10 de fevereiro de 2005

Onde mora o jazz?

Tenho passado estes dias a visionar antigas cassetes VHS com programas de jazz que gravei da RTP no final dos anos 80 e início dos anos 90.

Entre programas como o Som da Supresa, o Outras Músicas, um outro apresentado pelo saxofonista David Sanborn e concertos pontualmente transmitidos, tenho aqui horas e horas de gravações com nomes como Miles Davis, Ella Fitzgerald, Carmen McRae, Sarah Vaughan, Wynton Marsalis, World Saxophone Quartet, Duke Ellintong, Betty Carter, Lester Young, Billie Holiday, Ben Webster, enfim... praticamente todos os grandes nomes do jazz. Isto para não falar de documentários imprescindíveis como o apresentado por Carmen McRae, sobre as grandes vozes do jazz.

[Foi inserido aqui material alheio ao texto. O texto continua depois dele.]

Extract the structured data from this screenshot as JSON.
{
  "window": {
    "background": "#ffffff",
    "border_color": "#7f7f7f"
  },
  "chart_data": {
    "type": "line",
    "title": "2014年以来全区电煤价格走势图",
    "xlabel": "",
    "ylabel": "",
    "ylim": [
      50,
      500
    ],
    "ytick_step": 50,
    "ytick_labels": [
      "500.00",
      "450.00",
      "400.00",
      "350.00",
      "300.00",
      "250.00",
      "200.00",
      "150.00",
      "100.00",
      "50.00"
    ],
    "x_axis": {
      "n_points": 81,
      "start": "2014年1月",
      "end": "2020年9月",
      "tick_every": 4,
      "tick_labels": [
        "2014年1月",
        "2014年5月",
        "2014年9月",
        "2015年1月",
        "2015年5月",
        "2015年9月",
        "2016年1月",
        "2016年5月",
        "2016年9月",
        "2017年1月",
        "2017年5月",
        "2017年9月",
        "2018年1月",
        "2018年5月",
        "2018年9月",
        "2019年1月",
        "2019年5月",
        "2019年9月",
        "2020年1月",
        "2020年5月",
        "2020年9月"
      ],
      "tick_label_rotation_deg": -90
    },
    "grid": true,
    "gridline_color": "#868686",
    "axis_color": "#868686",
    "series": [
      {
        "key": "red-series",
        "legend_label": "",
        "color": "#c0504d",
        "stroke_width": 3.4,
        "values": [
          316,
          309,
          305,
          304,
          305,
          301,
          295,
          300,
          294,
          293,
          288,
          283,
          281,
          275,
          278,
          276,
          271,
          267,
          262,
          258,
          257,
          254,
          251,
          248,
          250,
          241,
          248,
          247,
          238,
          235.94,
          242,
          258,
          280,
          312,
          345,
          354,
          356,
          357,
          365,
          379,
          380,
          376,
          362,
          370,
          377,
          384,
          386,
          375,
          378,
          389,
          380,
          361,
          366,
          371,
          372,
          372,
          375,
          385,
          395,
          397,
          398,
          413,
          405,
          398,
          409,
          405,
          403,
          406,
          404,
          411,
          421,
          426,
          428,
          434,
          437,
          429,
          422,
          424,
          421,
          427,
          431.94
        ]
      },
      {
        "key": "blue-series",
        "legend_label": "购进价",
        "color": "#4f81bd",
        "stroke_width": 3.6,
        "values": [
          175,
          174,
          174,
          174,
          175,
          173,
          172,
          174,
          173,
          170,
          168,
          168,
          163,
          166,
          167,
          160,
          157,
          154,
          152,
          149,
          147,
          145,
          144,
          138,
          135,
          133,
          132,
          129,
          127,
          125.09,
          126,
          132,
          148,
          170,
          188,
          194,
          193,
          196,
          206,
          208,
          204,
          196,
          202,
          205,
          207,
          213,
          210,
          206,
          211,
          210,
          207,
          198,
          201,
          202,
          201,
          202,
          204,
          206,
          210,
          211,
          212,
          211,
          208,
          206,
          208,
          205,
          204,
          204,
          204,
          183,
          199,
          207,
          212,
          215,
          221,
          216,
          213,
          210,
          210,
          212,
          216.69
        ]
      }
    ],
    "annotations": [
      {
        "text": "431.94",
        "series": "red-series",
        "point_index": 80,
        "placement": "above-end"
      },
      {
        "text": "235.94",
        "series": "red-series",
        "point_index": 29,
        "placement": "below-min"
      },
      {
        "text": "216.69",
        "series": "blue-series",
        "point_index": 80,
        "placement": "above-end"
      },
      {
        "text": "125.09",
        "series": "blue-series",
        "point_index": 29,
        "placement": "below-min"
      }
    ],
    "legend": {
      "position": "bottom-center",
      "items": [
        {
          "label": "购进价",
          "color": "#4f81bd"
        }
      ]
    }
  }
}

Sem estes programas provavelmente eu e muitas outras pessoas teriam passado ao lado do jazz, tão só por falta de exposição ao mesmo. E quem diz o jazz, diz a música erudita ou clássica, ou a dança, ou a pintura.

Passaram apenas 15 anos e tanta coisa mudou. O jazz praticamente desapareceu das televisões, não há um único programa especializado e quando passa algo que tenha a ver com jazz ou música improvisada é atirado para altas horas da madrugada.

Então é caso para levantar algumas questões pertinentes:

Foram os portugueses que mudaram e involuiram e já não querem este tipo de programas?

Foi o fenómeno da privatização que obrigou os canais (nomeadamente os públicos) a ignorar a cultura, remetendo-a para horários fora do prime-time ou anulando-a por completo, em "benefício" de audiências?

Foram as televisões que se orientaram exclusivamente para as maiorias, as quais ignoram o jazz e qualquer música que seja mais difícil de ouvir, não tenha nudez, sexo, boatos, escândalos ou requeira mais atenção?

São os privados, ou a dita sociedade civil, que falham em perceber que nas televisões generalistas o jazz e a cultura em geral não têm lugar e que se impõe a criação de um canal temático na televisão por cabo, tal como se fez para os documentários sobre história, animais, etc., também eles praticamente varridos do mapara dos ditos canais generalistas?

Creio, sinceramente, que o fenómeno se prende um pouco com todas as questões levantadas e merece a nossa reflexão. De facto, parece-me que uma sociedade que depreza a cultura e em que os media a ostracizam é uma sociedade esvaziada de conteúdo, de memória e sem plataforma para evoluir no sentido da civilização e da maturidade social. É uma sociedade expropriada de opções, da diferença, do contraste, do contraditório cultural. É, em suma, uma sociedade que não só caminha para o embrutecimento como tem sérias dificuldades para surgir com novas ideias, novas propostas culturais e mesmo novas formas de organização social e política.

É só a minha opinião. E tudo isto porque me lembrei de ir arrumar os arquivos.

A vida tem destas coias...

Já agora aqui fica um desafio; o desafio de que no campo do jazz Portugal não tenha de se cumprir como país mesquinho e de quintinhas. O desafio a que programadores, produtores de jazz, clubes, escolas se sentem à mesa com o canal 2 (que se afirma como espaço da sociedade civil organizada...) e se organizem para produzir um programa de jazz. Bastava, para tal, que tal programa exibisse as excelentes séries estrangeiras, tivesse um espaço para a divulgação do trabalho de músicos portugueses e uma agenda com os principais eventos a nível nacional ou ibérico. E mais: poderia ainda utilizar os riquíssimos arquivos da RTP, repondo concertos históricos do Cascais Jazz, do Estoril Jazz ou do Jazz em Agosto.

Será assim tão difícil construir a morada audiovisual do jazz em Portugal?

Cá estaremos para dar o nosso contributo.